Beijing: China today said President Xi Jinping and his US counterpart Donald Trump have reached a consensus on fighting terrorism and upholding peace and stability in South Asia, amid America ramping up pressure on Pakistan to dismantle terror safe havens.
During their talks in Beijing, Xi and Trump discussed Afghanistan and said they were committed to working toward a peaceful future for the country.
"This morning, the two presidents talked and held joint press meeting. I am not aware of the details of the talks. What I know is that the two sides also discussed anti-terrorism issues and upholding peace and stability in South Asia," Chinese Foreign Ministry spokesperson Hua Chunying told a media briefing.
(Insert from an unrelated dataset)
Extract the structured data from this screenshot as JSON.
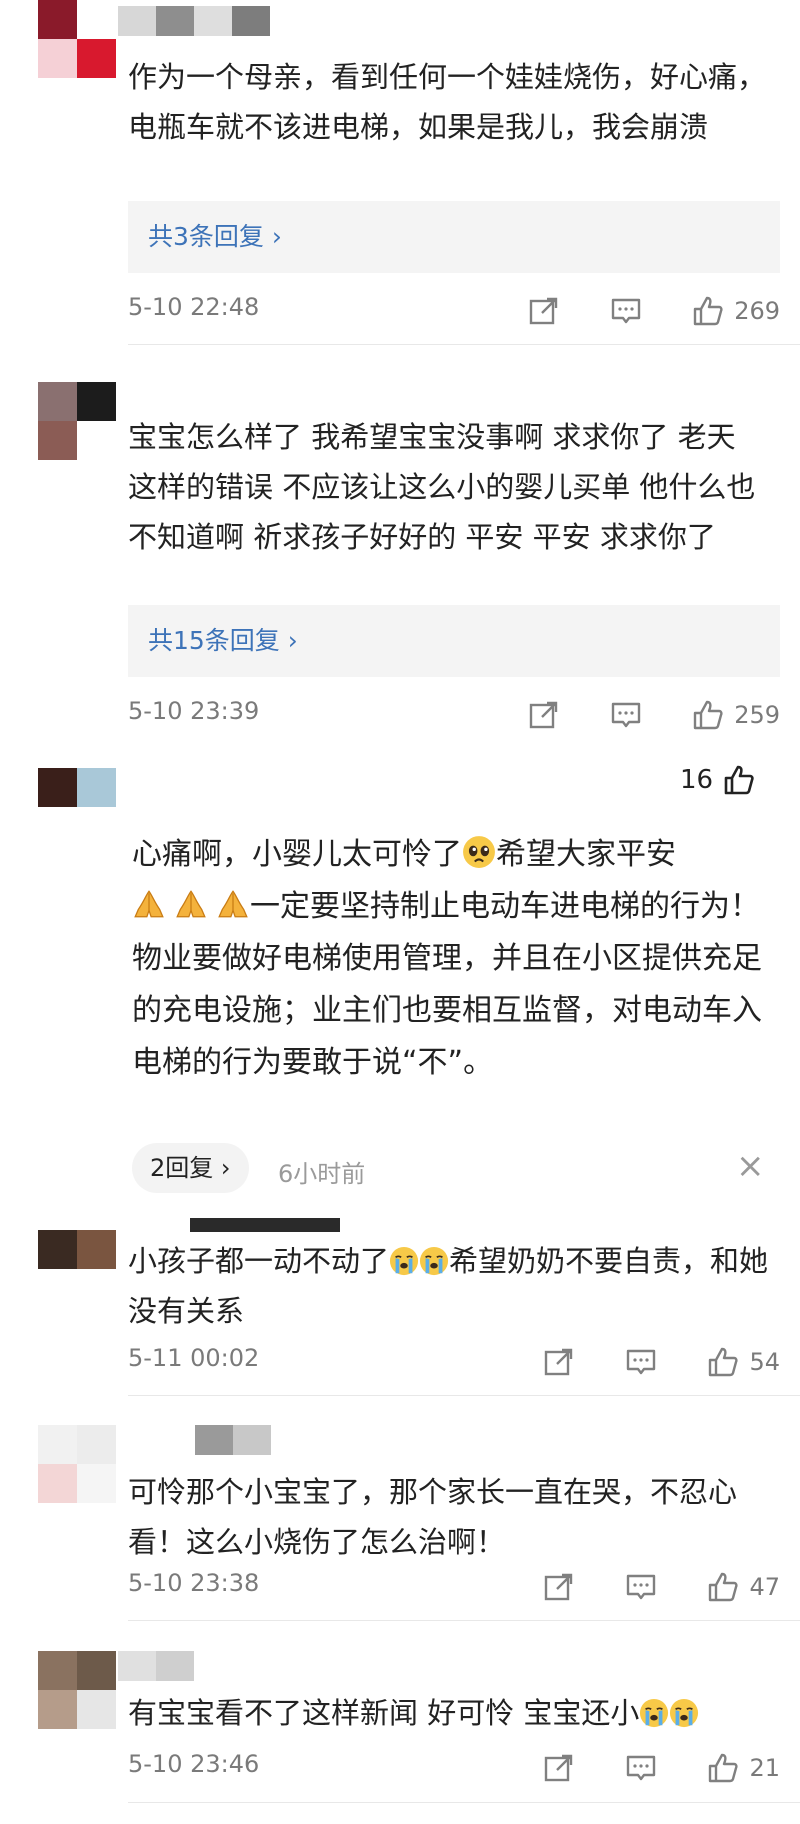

"They reached consensus in this respect," she said without elaborating or mentioning whether India's concerns over terrorism emanating from Pakistan figured in the talks.
To counter terrorism, China and the US as well as other countries share the common interests and the two countries stand ready to work with other parties for stronger antiterrorism cooperation, she said.
South Asia and Afghanistan figured prominently in today's talks as both the leaders mentioned it in their briefings.
After the talks, Trump said terrorists are a threat to humanity and that he and Xi will "stop radical Islamic terrorism."
"In order to create more secure future for all and protect our citizens from extremism and terrorism, President Xi and I also committed to working together for a peaceful future for Afghanistan," Trump said.
"Terrorists are a threat to all of humanity and we will stop radical Islamic terrorism," he said.
Trump's remarks assume significance after he unveiled his new South Asia policy under which the US has warned Pakistan against providing safe harbour to terrorist organisations.
Trump's South Asia policy giving importance to India and inviting New Delhi to play a bigger role in reconstruction of Afghanistan has also raised eyebrows in Beijing and Islamabad.